同じ音で意味が異なる言葉として「真っ当」と「全う」があります。
具体的にはどのような意味の違いがあるのでしょうか。
今回は、「真っ当」と「全う」の違いについて解説します。
「真っ当」とは?
「真っ当」とは、「筋が通っていて正しいこと」を意味する言葉です。
「後ろ暗いところや世間にはばかるところがなく正々堂々と胸をはれる正しい様子」を指して「真っ当」と表現します。
一般的には「真面目」や「まとも」といったような意味合いで使われることが多い表現ですが本来の意味は「疑いを差し挟む余地のない正しさ」を意味する表現です。
「真っ当」という言葉が使われるのは正しくないことが実際に存在するときです。
「真っ当な生き方」というのは世間に後ろ指を指されないような正しい生き方を意味する表現ですが、このような表現は「真っ当」ではない生き方が現実として存在するからです。
正しくない生き方として自堕落な生活だったり犯罪に手を染めたりといった「真っ当」ではない生き方があるからこそ規範的な「真っ当」が成立します。

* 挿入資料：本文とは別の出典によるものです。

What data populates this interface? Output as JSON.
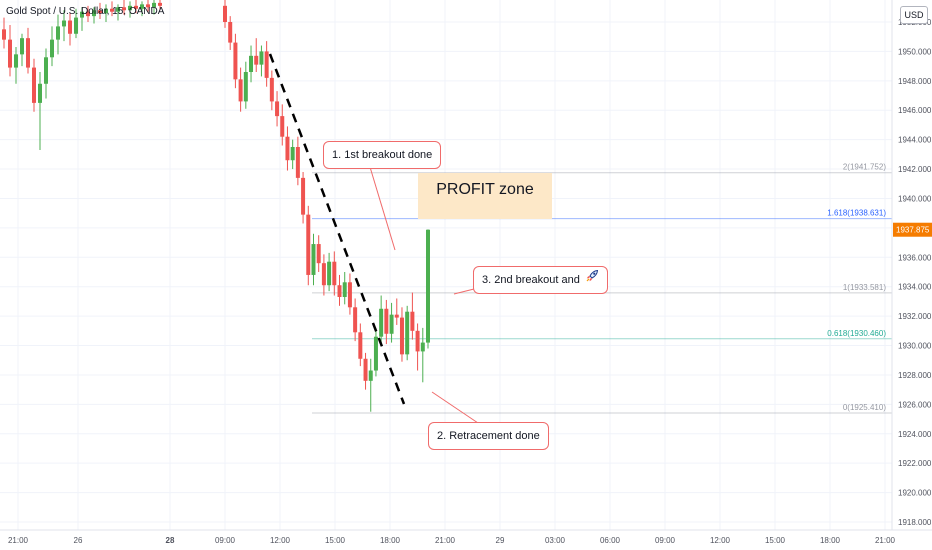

正しいことやまともであることを具体的に表現しにくい分野に関しては「真っ当」という生き方は使われません。
明確な基準はありませんが基本的には社会道徳や法律と言った多くの人で共有されている気持ちに基づいて判断されます。
昔風に言うならば「お天道さまに顔向けできる正しさ」が「真っ当」にあたります。
「真っ当」の使い方
・『極道から足を洗ってまっとうな生き方をすると約束した』
・『真っ当に商売している雰囲気が感じられない怪しい店』
・『困っている人を助けようという真っ当な意見が提案された』
・『転売屋が排除されれば真っ当な値段で買えるようになるはずだ』
「全う」とは?
「全う」とは、「最初から最後まで完全に果たす」という意味の言葉です。
「全う」はある程度長い時間をかけて物事にあたるときに用いられる表現で「中断したり脱落したりすることなく初めから終わりまで継続し終わらせる」ことを意味します。
在任期間の最初から最後まで仕事をやりぬいたりスタートからゴールまでリタイアすることなく走り切ったりすることを表す言葉が「全う」です。
「全う」の使い方
・『参議院議員の任期を全うする』
・『委員長の仕事を全うできなかったのが心残りだ』
・『学生の本分である勉強をまっとうする』
・『天寿を全うし安らかな眠りに就く』
「真っ当」と「全う」の違い
「真っ当」と「全う」はどちらも「まったく」という言葉に由来しています。
「全て」「完全に」という意味を持つ「まったく」から「完全な正しさ」という意味に変化したのが「真っ当」、「最初から最後まで全て」という意味に変化したのが「全う」です。
「真っ当」という表記は本来当て字だったものが一般化した言葉なので同じ意味で「全う」という表記が使われれることもあります。
どちらも「欠けることなく全部」という要素を含んでいますが表す対象によって使い分けられます。
まとめ
「真っ当」と「全う」は意味だけでなく表記も間違えやすい言葉です。
文章に混在する場合は書き間違いや変換ミスに注意しましょう。